Roscoe swims to Japan, 1 March 2002
Author: F Gwynplaine MacIntyre from Minffordd, North Wales

"Leap Year", starring Roscoe Arbuckle, was never released ... as it was about to be shipped to distributors when the scandal broke that destroyed Arbuckle's career. Tragically, the film was banned in Britain and several other nations during the furore over Arbuckle's alleged crimes. (He was eventually acquitted on all charges, yet the ban remained in place.) This film has a large production budget, some splendid location shots, and a witty script. "Leap Year" is excellent proof that Arbuckle was a major film star before his career came crashing down.

In "Leap Year", Roscoe is a wealthy Californian who just can't help attracting gorgeous women, even though he has a "steady girl". Considering Arbuckle's unromantic physique, we have to wonder how much of this female interest is directed towards his bank balance.
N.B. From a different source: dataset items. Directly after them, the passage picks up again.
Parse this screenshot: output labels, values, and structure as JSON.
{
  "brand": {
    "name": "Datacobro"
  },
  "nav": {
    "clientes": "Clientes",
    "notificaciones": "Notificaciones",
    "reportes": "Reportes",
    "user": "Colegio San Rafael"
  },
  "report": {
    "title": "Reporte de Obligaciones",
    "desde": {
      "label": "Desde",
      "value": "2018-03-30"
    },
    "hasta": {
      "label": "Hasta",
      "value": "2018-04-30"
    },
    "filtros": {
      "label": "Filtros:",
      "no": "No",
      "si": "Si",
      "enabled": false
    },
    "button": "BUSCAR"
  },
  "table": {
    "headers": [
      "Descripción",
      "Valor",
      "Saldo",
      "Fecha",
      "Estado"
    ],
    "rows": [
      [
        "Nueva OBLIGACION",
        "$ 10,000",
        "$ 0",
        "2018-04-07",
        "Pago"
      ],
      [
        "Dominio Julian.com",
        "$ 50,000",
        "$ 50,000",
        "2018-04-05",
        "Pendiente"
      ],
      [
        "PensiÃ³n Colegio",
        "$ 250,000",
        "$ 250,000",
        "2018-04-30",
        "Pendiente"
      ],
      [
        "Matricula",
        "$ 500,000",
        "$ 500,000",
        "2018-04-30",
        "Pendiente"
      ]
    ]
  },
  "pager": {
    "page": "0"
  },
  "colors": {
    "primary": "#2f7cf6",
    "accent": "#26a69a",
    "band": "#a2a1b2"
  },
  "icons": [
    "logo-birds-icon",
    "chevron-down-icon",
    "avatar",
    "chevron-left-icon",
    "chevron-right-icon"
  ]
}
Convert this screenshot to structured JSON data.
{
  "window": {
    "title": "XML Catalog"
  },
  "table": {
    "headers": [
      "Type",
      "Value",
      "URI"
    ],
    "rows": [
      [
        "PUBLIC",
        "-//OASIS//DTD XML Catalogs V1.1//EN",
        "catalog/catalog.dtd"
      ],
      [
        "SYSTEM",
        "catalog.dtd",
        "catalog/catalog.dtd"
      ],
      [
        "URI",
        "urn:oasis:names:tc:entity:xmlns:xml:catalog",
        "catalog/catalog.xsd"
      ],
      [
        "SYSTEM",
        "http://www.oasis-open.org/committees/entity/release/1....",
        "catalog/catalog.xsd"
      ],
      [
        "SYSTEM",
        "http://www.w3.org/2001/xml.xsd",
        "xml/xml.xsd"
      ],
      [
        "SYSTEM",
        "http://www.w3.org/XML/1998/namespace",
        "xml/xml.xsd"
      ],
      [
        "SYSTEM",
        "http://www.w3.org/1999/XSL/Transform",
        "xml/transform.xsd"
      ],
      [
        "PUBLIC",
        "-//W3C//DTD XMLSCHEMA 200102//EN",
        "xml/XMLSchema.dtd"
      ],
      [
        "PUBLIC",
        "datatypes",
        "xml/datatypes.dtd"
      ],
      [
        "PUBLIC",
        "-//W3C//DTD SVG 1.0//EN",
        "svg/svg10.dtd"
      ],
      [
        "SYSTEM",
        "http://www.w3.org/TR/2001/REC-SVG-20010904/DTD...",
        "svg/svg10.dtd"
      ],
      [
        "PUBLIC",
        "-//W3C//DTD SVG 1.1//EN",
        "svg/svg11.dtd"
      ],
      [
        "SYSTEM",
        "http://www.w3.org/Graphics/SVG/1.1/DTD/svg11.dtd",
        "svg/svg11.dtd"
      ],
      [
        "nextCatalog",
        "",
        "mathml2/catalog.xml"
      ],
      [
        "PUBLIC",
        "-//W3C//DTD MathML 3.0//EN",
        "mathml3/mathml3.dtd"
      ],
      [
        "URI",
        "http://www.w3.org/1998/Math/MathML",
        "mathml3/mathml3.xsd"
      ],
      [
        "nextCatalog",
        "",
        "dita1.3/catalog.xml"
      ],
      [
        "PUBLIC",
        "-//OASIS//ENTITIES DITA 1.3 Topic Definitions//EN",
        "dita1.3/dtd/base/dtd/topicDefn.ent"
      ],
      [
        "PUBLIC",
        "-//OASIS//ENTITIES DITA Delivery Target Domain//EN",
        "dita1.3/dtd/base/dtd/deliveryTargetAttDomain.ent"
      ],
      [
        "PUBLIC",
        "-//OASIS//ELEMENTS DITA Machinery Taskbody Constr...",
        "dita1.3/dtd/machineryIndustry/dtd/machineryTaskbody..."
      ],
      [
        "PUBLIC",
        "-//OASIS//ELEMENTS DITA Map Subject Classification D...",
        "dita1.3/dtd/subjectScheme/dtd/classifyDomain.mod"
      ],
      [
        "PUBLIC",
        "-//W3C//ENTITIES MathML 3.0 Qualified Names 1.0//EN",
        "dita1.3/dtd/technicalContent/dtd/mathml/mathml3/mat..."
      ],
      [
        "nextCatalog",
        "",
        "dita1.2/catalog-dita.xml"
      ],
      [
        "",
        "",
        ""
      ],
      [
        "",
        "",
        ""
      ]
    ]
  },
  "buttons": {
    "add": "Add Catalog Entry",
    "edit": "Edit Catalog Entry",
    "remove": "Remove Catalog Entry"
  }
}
There's one surprising shot in this movie, in which a man (not Arbuckle) enters a house through the bathroom window. He is clearly shown stepping onto the toilet seat, and using the toilet as a step to reach the floor. Film historians usually cite "The Crowd" (1928) as the first Hollywood movie to show a toilet, but "Leap Year" got there sooner.

One funny sequence, in which Roscoe tries to swim to Japan with his clothes on, shows Arbuckle's agility in the water. He was a very graceful man, despite his bulk. I give "Leap Year" 7 points.